Немного подумав, Александр Николаевич очень аккуратно вскрыл конверт, достал оттуда сложенный листок белоснежной бумаги и прочёл его. Ничего любопытного текст не содержал, обычное письмо с восхищением товарищем Сталиным и пожеланием ему здоровья. Самое обычное письмо, таких приходят десятки каждый день. Да, письмо обычное, и если бы не почерк автора, то оно прямиком направилось бы в архив. Но почерк, какой почерк!
Ведь Поскрёбышев знал о задании, поставленным товарищем Сталиным органам. Знал, что и НКВД и НКГБ буквально носом землю роют, пытаясь найти отправителя первого письма. И тут вдруг такой подарок — этот таинственный отправитель присылает ещё одно письмо.
Да, нужно сообщить. Только вот кому? Александр Николаевич сел обратно на стул и задумчиво посмотрел на телефон перед собой. Кому же позвонить? Берии или Меркулову, кому? Впрочем, решал этот вопрос заведующий особым сектором ЦК недолго. После ареста в прошлом году жены отношения Поскрёбышева и Берии сложно было назвать дружественными, так как Александр Николаевич имел веские основания предполагать, что тот арест произведён НКВД при самом активном участии наркома.
Поскрёбышев дал указание найти Меркулова и соединить его с ним для передачи важной информации. А пока он ждал за своим столом звонка главы недавно созданного наркомата госбезопасности, то рассеянно вертел в пальцах загадочный конверт. И взгляд его зацепился за странную надпись на тыльной стороне конверта.
Крошечными голубенькими буковками там было отпечатано: «Издатцентр „Марка“. Россвязь. 2007.»…
Глава 16
— …науке это неизвестно, — Александр Степанович разводит руками, умолкает, удивлённо смотрит на прыснувшую в кулак Ленку и продолжает: — Круглова! Что тебя так рассмешило? Разве я сказал что-то смешное?
— Извините, Александр Степанович, — немного смущается Ленка. — Просто Вы мне сейчас одного персонажа напомнили, он тоже так про Марс говорил.
— Какого персонажа? Из какой-то книжки? И из какой же, разреши полюбопытствовать?
— Да Вы её не читали, это очень малоизвестная книжка.
— Да? Возможно. Но это насчёт Марса мы не вполне уверены, а вот на Венере жизнь есть практически наверняка, ведь эта планета, фактически, близнец нашей Земли. И весьма возможно, ребята, что там мы даже встретим собратьев по разуму! И вам, именно вам, сейчас сидящим за партами, лет через двадцать доведётся общаться с ними. Как знать, быть может сейчас передо мной сидит человек, который первым начнёт исследовать джунгли и океаны Утренней Звезды!
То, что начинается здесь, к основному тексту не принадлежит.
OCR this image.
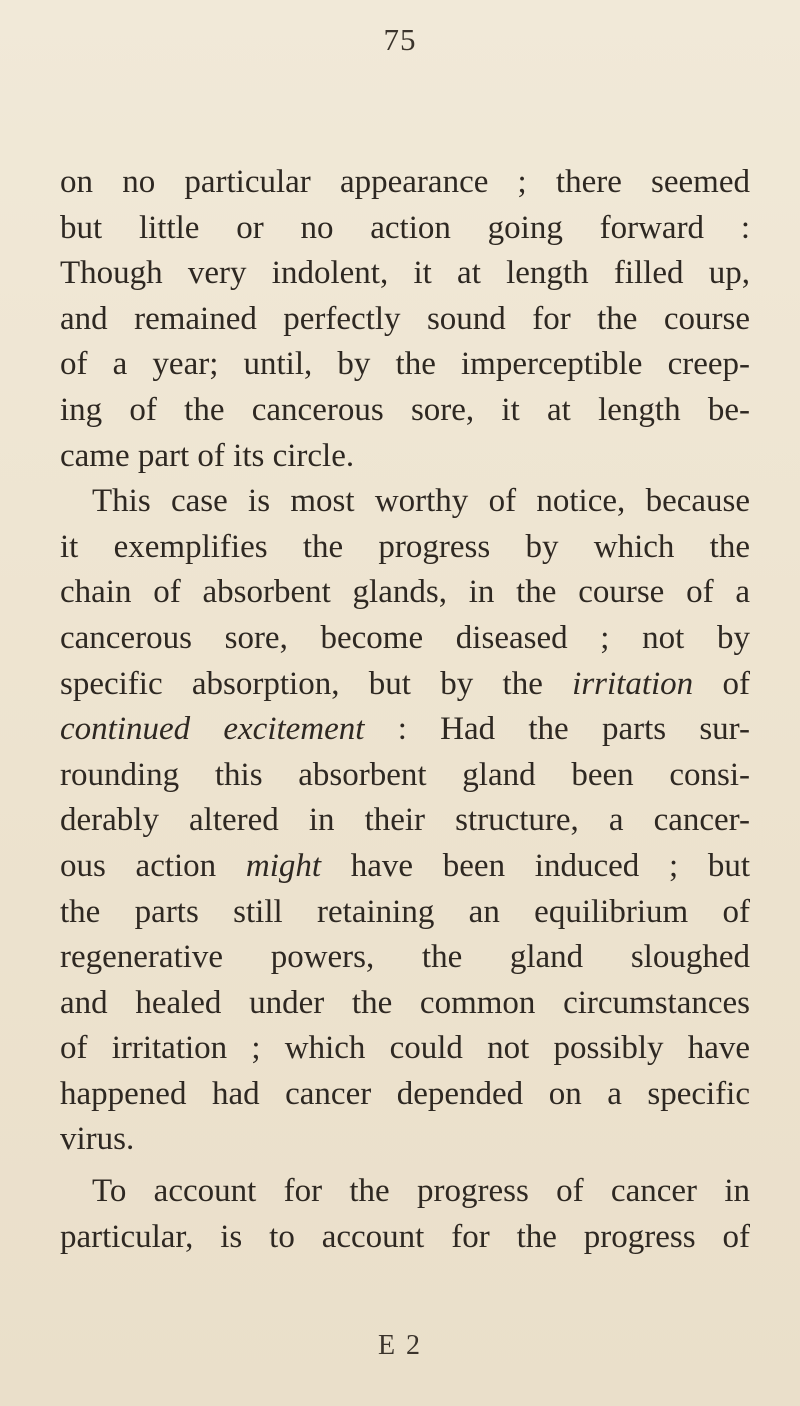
75
on no particular appearance ; there seemed
but little or no action going forward :
Though very indolent, it at length filled up,
and remained perfectly sound for the course
of a year; until, by the imperceptible creep-
ing of the cancerous sore, it at length be-
came part of its circle.
This case is most worthy of notice, because
it exemplifies the progress by which the
chain of absorbent glands, in the course of a
cancerous sore, become diseased ; not by
specific absorption, but by the irritation of
continued excitement : Had the parts sur-
rounding this absorbent gland been consi-
derably altered in their structure, a cancer-
ous action might have been induced ; but
the parts still retaining an equilibrium of
regenerative powers, the gland sloughed
and healed under the common circumstances
of irritation ; which could not possibly have
happened had cancer depended on a specific
virus.
To account for the progress of cancer in
particular, is to account for the progress of
E 2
— Нет там никакой жизни, — едва слышно бубнит себе под нос Ленка.
— Круглова! Что ты опять бормочешь?
— Я говорю, — громче, на весь класс, повторяет Ленка, — я говорю, что на Венере жизни нет. Никакой, ни разумной, ни неразумной. Вообще никакой.
— С чего ты взяла? Что, по-твоему, нужно для зарождения жизни?
— Жидкая вода и источник энергии.
— Хм… Несколько прямолинейно, но, по сути, верно. Так на Венере это есть.